Melding inside-and-outside piano explorations with the pulsations of a randomly tuned shortwave radio or with pre-recorded ambient sounds issuing from four CD players, Jorge Lima Barreto creates an altogether unique, double-barrelled program here. A veteran Portuguese pianist, academic, and sonic conceptualist, who helped found Telectu, his country’s pioneering experimental musical ensemble, Barreto does more than present a solo piano recital. His keyboard and string-set strategies react alternately to cloudy and crackling radio vibrations in Zul or replications of woodland animal cries in Zelub—both recorded live.
 
Polarized keyboard creations are heard in Zul’s five sections.
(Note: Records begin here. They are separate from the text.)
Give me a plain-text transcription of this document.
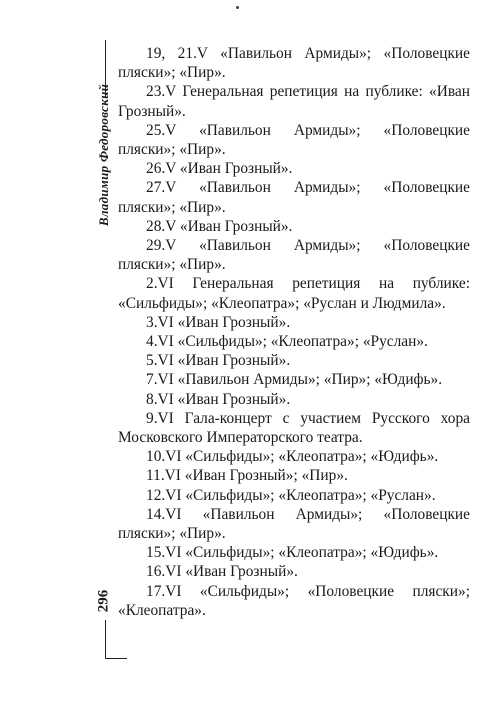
Владимир Федоровский
296

19, 21.V «Павильон Армиды»; «Половецкие пляски»; «Пир».

23.V Генеральная репетиция на публике: «Иван Грозный».

25.V «Павильон Армиды»; «Половецкие пляски»; «Пир».

26.V «Иван Грозный».

27.V «Павильон Армиды»; «Половецкие пляски»; «Пир».

28.V «Иван Грозный».

29.V «Павильон Армиды»; «Половецкие пляски»; «Пир».

2.VI Генеральная репетиция на публике: «Сильфиды»; «Клеопатра»; «Руслан и Людмила».

3.VI «Иван Грозный».

4.VI «Сильфиды»; «Клеопатра»; «Руслан».

5.VI «Иван Грозный».

7.VI «Павильон Армиды»; «Пир»; «Юдифь».

8.VI «Иван Грозный».

9.VI Гала-концерт с участием Русского хора Московского Императорского театра.

10.VI «Сильфиды»; «Клеопатра»; «Юдифь».

11.VI «Иван Грозный»; «Пир».

12.VI «Сильфиды»; «Клеопатра»; «Руслан».

14.VI «Павильон Армиды»; «Половецкие пляски»; «Пир».

15.VI «Сильфиды»; «Клеопатра»; «Юдифь».

16.VI «Иван Грозный».

17.VI «Сильфиды»; «Половецкие пляски»; «Клеопатра».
Baretto’s playing ranges from chamber-music-styled nocturnes featuring languid portamento sweeps to driving fortissimo chording and high-frequency cadences piled on top of one another. They counter warbling, twisted static oscillations or sudden interjections of deejay chatter or crowd noises.
 
Pastoral, but not bucolic, the four-part Zelub is awash with echoing-aviary twittering and chirping, plus the growls, snorts, and yelps of feral animals. These complement the pianist’s showcasing of his instrument’s tones and colours: jagged soundboard rebounds, low-frequency percussive dynamics, and parade-like syncopation.